The public isn’t reacting much to the breaches because the China is apparently the hacker, and they’re not doing much with the data, it seems. They’re stealing American citizens’ private data for its own reasons, which are poorly understood. An interesting article in the Wall Street Journal speaks to this issue. In What Does Beijing Want With Your Medical Records?, reporters Christopher Porter and Brian Finch suggest, “China is gathering the pieces needed to create in the U.S. a version of its omnipresent surveillance state.” When we do discover what China has wanted with all of our data, we probably won’t be happy about it.
What’s Happening, and What Can Be Done Better
The report may also have failed to garner much attention, at least within government circles, because people who understand federal cybersecurity know that the agencies in questions are trying to deal with the problem. They are deficient, but not negligent. So, it’s not a scandal.
“I think it’s important to get beyond the cheap scoop aspect of this report,” said Gronberg. “It raises some profound issues, but people at the agencies are making efforts. Legislation has been passed. There are parties responsible for its implementation and oversight. This report itself is an example of the oversight and accountability built into the regulations.”

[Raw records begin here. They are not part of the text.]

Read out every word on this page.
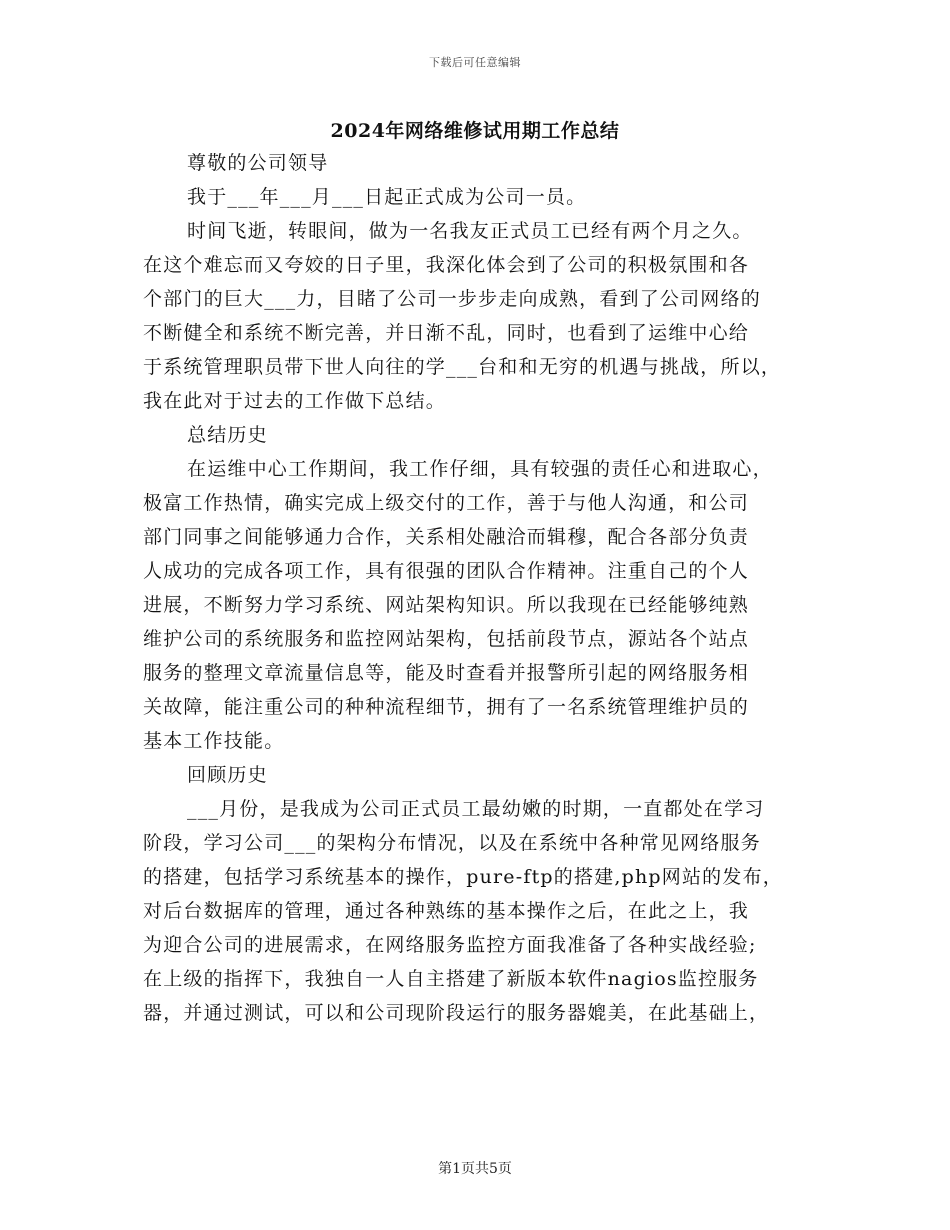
下载后可任意编辑
2024年网络维修试用期工作总结
尊敬的公司领导
我于___年___月___日起正式成为公司一员。
时间飞逝，转眼间，做为一名我友正式员工已经有两个月之久。
在这个难忘而又夸姣的日子里，我深化体会到了公司的积极氛围和各
个部门的巨大___力，目睹了公司一步步走向成熟，看到了公司网络的
不断健全和系统不断完善，并日渐不乱，同时，也看到了运维中心给
于系统管理职员带下世人向往的学___台和和无穷的机遇与挑战，所以，
我在此对于过去的工作做下总结。
总结历史
在运维中心工作期间，我工作仔细，具有较强的责任心和进取心，
极富工作热情，确实完成上级交付的工作，善于与他人沟通，和公司
部门同事之间能够通力合作，关系相处融洽而辑穆，配合各部分负责
人成功的完成各项工作，具有很强的团队合作精神。注重自己的个人
进展，不断努力学习系统、网站架构知识。所以我现在已经能够纯熟
维护公司的系统服务和监控网站架构，包括前段节点，源站各个站点
服务的整理文章流量信息等，能及时查看并报警所引起的网络服务相
关故障，能注重公司的种种流程细节，拥有了一名系统管理维护员的
基本工作技能。
回顾历史
___月份，是我成为公司正式员工最幼嫩的时期，一直都处在学习
阶段，学习公司___的架构分布情况，以及在系统中各种常见网络服务
的搭建，包括学习系统基本的操作，pure-ftp的搭建,php网站的发布，
对后台数据库的管理，通过各种熟练的基本操作之后，在此之上，我
为迎合公司的进展需求，在网络服务监控方面我准备了各种实战经验;
在上级的指挥下，我独自一人自主搭建了新版本软件nagios监控服务
器，并通过测试，可以和公司现阶段运行的服务器媲美，在此基础上，
第1页共5页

“I think it’s important to get beyond the cheap scoop aspect of this report,” said Gronberg. “It raises some profound issues, but people at the agencies are making efforts.”
As Gronberg sees it, government agencies are moving in the right direction, but making slow progress. She cited, for example, the report’s recommendation for agencies to make more use of the DHS-created Continuous Diagnostics and Mitigation (CDM) program. CDM, which was commissioned by Congress, offers a dynamic approach to fortifying the cybersecurity of government networks and systems. It provides federal departments and agencies with capabilities and tools to conduct automated, on-going assessments.
“CDM is a great program, especially for agencies that are not getting good FISMA scores,” Gronberg noted. “Though it’s been criticized for moving too slowly, I think anyone in the space would agree that it is still significantly improving the cyber hygiene of federal civilian agencies.” She felt that CDM is budget-constrained, with the potential to move faster if it had more funding and oversight. Better incentives for improving security would also help, she added.
“CDM is a great program, especially for agencies that are not getting good FISMA scores,” Gronberg noted.
Gronberg also pointed out the costs involved in updating the legacy systems cited in the report. “Anyone who has lived through a legacy migration project at a federal agency knows that they tend to be slow, stressful and extremely expensive.” The same is true in the private sector. Gronberg further noted that the government is trying to catch up with the proliferation of IoT devices and the security issues they create. This is a difficult problem to solve quickly.
In Gronberg’s view, no new laws are needed to remedy the deficiencies highlighted in the report. “We have the tools already in government. We just need to use them more rigorously,” she said. “We need more continuous diagnostics and thorough use of FISMA to create better cyber postures in all agencies.”
She also noted that, while the report discussed vulnerabilities, it did not state that these vulnerabilities were exploited. Of course, it is highly likely that the agencies have been breached given their out-of-date, unpatched systems and deficient countermeasures. It is impossible to know the reality at this point.